Johannesburg, 11 March 2021: Rui Lopes, Managing Director at Lopes Attorneys, discusses the legislative environment for animal rights in South Africa. Does the law truly view animals as sentient beings, or is there room for improvement?

“The difficult circumstances during lockdown for COVID-19 in South Africa saw many animals being surrendered, neglected or abused. And beyond domestic animals who could not be cared for adequately, there was also pressure experienced in many industries, including agriculture, causing animal welfare to fall by the wayside in many instances.

“We are in a position where South Africa’s Constitution does not specifically cater for animal rights in the same way some other countries do. For example, in Germany and India, there are sets of constitutional standards that are far more stringent about safeguarding animal welfare. In South Africa, particularly during lockdown, the neglect of animal welfare is a major concern, especially in light of the judiciary’s attitude towards considering animals as sentient beings capable of suffering.

“Canned hunting is also prevalent in South Africa. The canned hunting trade is very lucrative for those involved, not only due to revenue generated by hunters, but also from the illicit trade that occurs in relation to lion bone. But we are faced with a declining lion population and animals being kept and hunted in completely inhumane conditions. The sad reality is that often financial gain has given way to compassion and animal welfare.

“In the domestic context, there is a large amount of statistical data showing that where there are instances of domestic violence in households, there is also often violence towards animals within those households. Lockdown saw an increase in domestic violence, and by association, an increase in animal abuse and neglect and an increase in domestic animals being left with the NSPCA (National Council of Societies for the Prevention of Cruelty to Animals).

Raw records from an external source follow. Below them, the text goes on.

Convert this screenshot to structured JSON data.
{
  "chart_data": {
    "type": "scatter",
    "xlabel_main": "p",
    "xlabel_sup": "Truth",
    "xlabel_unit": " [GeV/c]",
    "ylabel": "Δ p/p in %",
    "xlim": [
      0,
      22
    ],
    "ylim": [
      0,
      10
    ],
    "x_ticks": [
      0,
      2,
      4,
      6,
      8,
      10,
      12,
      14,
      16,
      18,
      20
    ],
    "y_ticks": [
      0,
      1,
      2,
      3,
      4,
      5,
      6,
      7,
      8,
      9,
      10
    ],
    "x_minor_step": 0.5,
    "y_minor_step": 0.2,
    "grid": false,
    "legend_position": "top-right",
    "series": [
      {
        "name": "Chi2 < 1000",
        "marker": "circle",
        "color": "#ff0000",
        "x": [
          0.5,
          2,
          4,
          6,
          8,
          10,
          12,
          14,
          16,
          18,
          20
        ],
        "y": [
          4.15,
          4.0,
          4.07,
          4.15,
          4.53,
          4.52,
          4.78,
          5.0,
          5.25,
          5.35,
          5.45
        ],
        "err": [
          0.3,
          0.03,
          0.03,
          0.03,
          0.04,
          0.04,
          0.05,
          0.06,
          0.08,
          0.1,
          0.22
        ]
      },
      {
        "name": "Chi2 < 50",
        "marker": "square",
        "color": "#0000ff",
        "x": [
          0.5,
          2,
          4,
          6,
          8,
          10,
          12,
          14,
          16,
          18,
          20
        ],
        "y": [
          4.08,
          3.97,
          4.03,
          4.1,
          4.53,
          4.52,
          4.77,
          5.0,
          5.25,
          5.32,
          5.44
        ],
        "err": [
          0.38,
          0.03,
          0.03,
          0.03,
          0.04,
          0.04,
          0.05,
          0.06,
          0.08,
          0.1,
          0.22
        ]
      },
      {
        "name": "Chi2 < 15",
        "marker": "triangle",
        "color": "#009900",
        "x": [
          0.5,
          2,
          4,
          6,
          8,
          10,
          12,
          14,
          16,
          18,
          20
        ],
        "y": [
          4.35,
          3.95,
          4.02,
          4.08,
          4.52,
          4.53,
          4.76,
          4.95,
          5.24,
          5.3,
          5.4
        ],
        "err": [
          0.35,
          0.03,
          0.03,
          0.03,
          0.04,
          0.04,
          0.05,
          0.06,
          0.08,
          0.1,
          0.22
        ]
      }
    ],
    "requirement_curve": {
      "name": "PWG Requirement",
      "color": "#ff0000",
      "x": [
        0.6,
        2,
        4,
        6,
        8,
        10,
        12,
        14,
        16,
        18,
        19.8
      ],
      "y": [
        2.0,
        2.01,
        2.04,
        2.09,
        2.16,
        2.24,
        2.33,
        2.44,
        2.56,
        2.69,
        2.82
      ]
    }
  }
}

“Under the Animals Protection Act (APA), which is a criminal piece of legislation, animals are supposed to be afforded rights and protected. Contraventions of the APA can see perpetrators fined, imprisoned or both. Under the APA, enforcement is overseen by the NPSCA.

The NSPCA investigates and refers cases to the National Prosecuting Authority for prosecution and the case is then taken over by the State. That being said, there is a low success rate in prosecuting animal welfare offenders compared to other countries, which may be due to a number of factors, including under-resourcing and the antiquated nature of the APA.

A similar issue arises when comparing the African legislative framework, within which it is evident that the APA has, in most instances, been employed as the guiding document for the drafting of other African countries’ animal welfare legislation. This, in turn, results in a set of antiquated animal welfare legislation, which has not kept pace with the changing times.

“Unfortunately, for all intents and purposes, animals are still considered property in South Africa. We need to start making a shift, both as a society and in the legislature, to view animals as sentient beings worthy of protection, just as humans are. That begins with community engagement and community outreach initiatives that educate and advocate the protection and care of animals. These factors are also contained in the environmental management principles outlined in the National Environmental Management Act.